More Flying:
Earlier I wrote a post about flying with my friend Craig Foltz. Due to everwhelming demand, I have some more stories.
We'd fly nearly every week, often several times a week. He'd pick me up from my Lake City parents house, in his well used Opal Cadet car. (It had the new fangled flow-through ventalation). We'd drive up to Paine filed to a flight service and flying school operation. We were the main customer for the Air-Nocker that they had, as most folks wanted the newer Cessna planes with side seating and a capacity of 4. The Aeronca was fine with us, it was cheaper to fly, and for Craig, gaining hours in the log was most important.
Often we'd just fly pretty local, do some touch and goes and never really getting bery far away. Often though, we figured as long as we were getting hours, we might just as well go someplace. I recall one trip where we went to Olympia Airfield, (a popular search base) and do some navigation to there. After doing some practice landings, we flew out to the Ocean (The Big PO in Corcoran speak).
Out at the ocean, there is a beach that absnt a very high tide, has a broad flat hard sandy surface. It's even considered an emergency airfield called Copalas Beach State Emergency. Well, we had a biological 'emergency' so after flying low and slow to check it out, and seeing another airplane already on the beach, down we went. Nice landing, and there were no incidents. We slowed quicker than we expected, but not enough to be worrisome to take off again. We went over to the other plane (a 4 place Cessna), and offered the couple a donut from our purchase earlier at Olympia. We proceeded a ways directly behind the Cessna, (blind spot) and cleared the bio emergency.
Off we went and north towards the Olympic National Park area. We were going along, enjoying the views of the mountains, when we realized that we were in the wrong canyon, or pass through the Olympics. Seems we were going up a break between the mountains that didn't have an outlet, but a wall of high mountains at the end. That was not good. The Air-nocker was designed as a light observation craft, and by no means (really, NO means), a performance aircraft. In other words, it would be impossible for us to power over the mountains. What we did, and again, it was a first for Foltzy was to do a Hammer Head turn, where we powered up, pulled up into the best climb that we could, roll the plane so the wings were near vertical, kick the rudder over to pivot the plane on its axis, and voila, we were heading the other way. It was good that we made the Copalas stop.
From here on the trip was uneventful. Fun Times!
Dad
I suppose I am fuzzy on the "kick[ing] the rudder over to pivot the plane on its axis" portion. How exactly is this executed and how does it work?
ReplyDelete-Bradley
Picture a small airplane. Call the X axis through the engine and out the tail. Y is 90 degrees from that through the wings. Z is straight up and down. All 3 axis meet at the planes resting center of gravity. OK.
ReplyDeleteWe're flying straight along the X axis. We pull up into a very steep climb. When we start losing airspeed,but before we stall (that would be bad), you apply full rudder (foot pedals) that cause the plane to rotate on the Z axis, and you change from going North and Climbing, to South and Diving. You pull out before you have an unfortunate meeting with the mountains, and off you go in the opposite direction, without having to do a level turn that would take a larger half circle that we had as the mountains were close on both sides. Exciting.

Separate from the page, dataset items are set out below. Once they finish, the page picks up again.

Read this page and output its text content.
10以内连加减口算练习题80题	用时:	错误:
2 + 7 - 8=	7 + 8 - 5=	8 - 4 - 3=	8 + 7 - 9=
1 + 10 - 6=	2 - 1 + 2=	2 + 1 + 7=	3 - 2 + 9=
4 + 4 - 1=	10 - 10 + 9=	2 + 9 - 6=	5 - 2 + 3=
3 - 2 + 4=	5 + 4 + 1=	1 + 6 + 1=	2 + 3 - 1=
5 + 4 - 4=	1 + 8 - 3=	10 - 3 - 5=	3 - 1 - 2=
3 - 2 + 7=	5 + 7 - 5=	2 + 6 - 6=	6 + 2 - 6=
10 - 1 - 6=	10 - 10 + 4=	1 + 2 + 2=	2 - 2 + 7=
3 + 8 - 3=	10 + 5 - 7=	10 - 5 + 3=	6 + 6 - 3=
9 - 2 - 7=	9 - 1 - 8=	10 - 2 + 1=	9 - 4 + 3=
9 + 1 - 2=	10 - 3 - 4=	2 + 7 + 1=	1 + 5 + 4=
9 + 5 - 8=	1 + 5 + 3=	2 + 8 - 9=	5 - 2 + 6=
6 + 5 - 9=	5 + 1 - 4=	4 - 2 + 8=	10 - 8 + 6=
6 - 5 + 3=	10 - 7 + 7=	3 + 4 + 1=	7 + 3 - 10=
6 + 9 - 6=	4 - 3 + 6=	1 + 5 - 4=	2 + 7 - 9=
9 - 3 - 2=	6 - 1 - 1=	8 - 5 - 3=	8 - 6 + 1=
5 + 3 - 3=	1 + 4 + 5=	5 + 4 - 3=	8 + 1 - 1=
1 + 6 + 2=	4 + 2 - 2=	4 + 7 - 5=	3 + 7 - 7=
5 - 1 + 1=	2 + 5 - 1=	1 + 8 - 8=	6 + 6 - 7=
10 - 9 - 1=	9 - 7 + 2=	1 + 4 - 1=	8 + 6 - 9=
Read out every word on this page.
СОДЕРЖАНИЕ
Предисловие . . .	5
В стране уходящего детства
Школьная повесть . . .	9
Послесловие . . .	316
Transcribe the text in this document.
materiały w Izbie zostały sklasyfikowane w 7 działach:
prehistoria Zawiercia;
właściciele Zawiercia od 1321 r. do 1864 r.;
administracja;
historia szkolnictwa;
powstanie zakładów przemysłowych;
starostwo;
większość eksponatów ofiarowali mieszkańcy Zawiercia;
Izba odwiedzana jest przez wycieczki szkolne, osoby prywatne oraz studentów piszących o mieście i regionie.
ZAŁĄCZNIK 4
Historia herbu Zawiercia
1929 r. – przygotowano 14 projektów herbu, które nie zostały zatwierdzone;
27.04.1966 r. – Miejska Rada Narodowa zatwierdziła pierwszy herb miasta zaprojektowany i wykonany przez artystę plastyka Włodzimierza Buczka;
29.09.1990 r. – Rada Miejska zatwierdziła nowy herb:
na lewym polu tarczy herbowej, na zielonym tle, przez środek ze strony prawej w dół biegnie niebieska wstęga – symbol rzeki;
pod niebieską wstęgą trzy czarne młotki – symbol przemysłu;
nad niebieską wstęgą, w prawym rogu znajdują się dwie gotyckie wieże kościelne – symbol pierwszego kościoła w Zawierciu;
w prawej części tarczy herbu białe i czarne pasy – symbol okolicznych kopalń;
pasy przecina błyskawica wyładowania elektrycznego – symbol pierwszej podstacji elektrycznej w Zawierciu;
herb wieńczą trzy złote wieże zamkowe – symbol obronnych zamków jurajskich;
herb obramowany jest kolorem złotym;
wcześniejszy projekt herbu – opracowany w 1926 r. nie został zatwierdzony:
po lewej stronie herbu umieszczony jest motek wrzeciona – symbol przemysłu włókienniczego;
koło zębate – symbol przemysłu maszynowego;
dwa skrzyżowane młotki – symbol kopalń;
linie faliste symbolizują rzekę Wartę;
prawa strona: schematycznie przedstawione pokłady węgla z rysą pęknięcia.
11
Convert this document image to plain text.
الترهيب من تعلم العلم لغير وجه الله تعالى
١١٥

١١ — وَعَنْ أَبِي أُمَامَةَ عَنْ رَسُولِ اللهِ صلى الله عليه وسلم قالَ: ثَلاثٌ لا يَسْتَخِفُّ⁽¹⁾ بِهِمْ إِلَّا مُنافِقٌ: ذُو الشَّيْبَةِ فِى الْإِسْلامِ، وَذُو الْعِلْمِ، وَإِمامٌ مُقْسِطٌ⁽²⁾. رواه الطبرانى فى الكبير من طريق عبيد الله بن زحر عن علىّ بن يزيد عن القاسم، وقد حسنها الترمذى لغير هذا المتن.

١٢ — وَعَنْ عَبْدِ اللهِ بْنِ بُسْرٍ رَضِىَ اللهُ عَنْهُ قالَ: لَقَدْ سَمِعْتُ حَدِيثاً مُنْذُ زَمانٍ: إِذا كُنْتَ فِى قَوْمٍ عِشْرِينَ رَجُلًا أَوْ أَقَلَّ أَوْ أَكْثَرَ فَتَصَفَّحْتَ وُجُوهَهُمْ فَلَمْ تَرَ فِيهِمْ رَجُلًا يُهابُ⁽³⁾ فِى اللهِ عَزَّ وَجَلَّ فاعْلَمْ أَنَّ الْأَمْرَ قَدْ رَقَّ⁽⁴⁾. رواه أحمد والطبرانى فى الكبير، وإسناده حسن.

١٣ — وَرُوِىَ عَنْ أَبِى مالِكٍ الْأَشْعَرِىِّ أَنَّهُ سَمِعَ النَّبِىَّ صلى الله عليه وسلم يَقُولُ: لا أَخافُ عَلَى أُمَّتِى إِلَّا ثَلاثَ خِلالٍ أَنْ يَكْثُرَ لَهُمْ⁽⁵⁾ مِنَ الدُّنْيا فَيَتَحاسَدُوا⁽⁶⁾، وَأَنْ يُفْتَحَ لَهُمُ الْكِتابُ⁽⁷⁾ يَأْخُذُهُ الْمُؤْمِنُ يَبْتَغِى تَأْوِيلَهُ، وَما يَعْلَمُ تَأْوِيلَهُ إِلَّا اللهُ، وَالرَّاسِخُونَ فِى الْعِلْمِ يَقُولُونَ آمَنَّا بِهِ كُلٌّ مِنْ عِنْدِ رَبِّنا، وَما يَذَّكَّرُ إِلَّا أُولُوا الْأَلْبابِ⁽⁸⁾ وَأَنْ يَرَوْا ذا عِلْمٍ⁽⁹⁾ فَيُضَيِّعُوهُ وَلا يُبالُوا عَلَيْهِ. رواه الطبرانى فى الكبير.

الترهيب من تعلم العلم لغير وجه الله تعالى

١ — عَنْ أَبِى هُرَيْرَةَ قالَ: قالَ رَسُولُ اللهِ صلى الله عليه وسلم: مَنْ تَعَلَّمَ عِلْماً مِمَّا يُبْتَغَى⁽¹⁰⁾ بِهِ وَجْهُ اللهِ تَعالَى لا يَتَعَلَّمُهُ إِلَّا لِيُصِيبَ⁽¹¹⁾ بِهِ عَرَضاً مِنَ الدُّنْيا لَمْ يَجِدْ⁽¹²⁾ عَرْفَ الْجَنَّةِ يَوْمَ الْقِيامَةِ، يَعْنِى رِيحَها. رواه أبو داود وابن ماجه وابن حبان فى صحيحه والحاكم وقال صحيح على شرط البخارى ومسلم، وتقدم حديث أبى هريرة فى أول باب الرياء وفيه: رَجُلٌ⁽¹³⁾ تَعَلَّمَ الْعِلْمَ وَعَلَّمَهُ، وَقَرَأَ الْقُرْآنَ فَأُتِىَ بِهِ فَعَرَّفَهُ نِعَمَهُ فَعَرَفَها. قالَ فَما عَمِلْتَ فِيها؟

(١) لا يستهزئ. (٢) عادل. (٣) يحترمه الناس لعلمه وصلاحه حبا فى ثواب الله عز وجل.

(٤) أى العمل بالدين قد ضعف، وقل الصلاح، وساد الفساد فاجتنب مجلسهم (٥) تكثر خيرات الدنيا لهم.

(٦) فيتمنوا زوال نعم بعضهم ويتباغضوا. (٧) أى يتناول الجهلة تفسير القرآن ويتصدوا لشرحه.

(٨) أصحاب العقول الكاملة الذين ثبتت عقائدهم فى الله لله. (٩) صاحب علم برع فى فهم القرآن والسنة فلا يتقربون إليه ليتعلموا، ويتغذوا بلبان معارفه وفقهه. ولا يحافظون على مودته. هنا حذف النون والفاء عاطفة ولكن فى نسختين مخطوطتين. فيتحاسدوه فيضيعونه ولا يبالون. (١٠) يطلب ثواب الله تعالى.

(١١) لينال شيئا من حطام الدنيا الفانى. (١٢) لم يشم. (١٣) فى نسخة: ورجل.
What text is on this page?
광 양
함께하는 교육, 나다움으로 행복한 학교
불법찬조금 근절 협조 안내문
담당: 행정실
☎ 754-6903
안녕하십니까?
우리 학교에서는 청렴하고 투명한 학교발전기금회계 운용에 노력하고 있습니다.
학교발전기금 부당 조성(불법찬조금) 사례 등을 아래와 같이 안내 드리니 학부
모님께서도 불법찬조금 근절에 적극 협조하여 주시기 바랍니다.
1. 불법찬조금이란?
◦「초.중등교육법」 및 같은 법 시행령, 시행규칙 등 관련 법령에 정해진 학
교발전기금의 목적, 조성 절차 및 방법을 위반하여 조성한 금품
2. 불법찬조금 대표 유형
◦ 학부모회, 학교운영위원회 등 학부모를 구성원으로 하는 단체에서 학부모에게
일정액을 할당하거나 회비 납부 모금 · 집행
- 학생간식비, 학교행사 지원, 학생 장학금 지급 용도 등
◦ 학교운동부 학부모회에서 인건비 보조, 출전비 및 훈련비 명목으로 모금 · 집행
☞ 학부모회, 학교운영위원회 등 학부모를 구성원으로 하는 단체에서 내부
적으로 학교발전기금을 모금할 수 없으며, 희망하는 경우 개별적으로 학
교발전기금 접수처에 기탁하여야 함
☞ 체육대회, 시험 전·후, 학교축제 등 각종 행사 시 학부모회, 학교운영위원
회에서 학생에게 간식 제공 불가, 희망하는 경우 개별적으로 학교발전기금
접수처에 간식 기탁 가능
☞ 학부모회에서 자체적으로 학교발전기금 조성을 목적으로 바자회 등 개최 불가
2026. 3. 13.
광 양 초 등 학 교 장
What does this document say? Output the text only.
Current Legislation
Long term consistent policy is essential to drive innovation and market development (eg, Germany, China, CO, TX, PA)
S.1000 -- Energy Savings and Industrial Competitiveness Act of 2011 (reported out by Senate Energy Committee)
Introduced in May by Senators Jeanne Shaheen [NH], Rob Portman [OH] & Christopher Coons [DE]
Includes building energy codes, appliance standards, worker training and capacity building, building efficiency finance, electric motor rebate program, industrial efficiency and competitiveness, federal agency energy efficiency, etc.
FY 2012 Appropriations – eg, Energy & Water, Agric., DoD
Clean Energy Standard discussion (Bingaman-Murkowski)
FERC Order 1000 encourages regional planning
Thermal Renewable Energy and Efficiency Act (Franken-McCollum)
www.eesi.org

Well, from that description, I believe a "holy smokes" is in order.
ReplyDelete-Bradley
Yes, it was a day. Planes just need to keep going regardless if you like where they are going or not. So when we realized we were not where we thought we were, and we realized that we'd soon run out of air to fly in, when our climb rate didn't overcome the mountains, there was only the one method that would work in the situation we found ourselves in. It IS a known way to essentially make a U-Turn in an aircraft, and having a fairly slow tail dragger like the Aeronca helped, as when we did that little Z axis spin, and our effective airspeed over the wings went to a practical zero, the resulting dive very quickly built up enough speed so our little plane decided to fly again.
ReplyDeleteIt was exciting, but really, it was just what we had to do, and Craig know how to do it. Only later, when reviewing the situation, did I realize how dicey a place some poor navigation got us into.
Dad
So you're saying the moral of the story is to measure twice and fly once?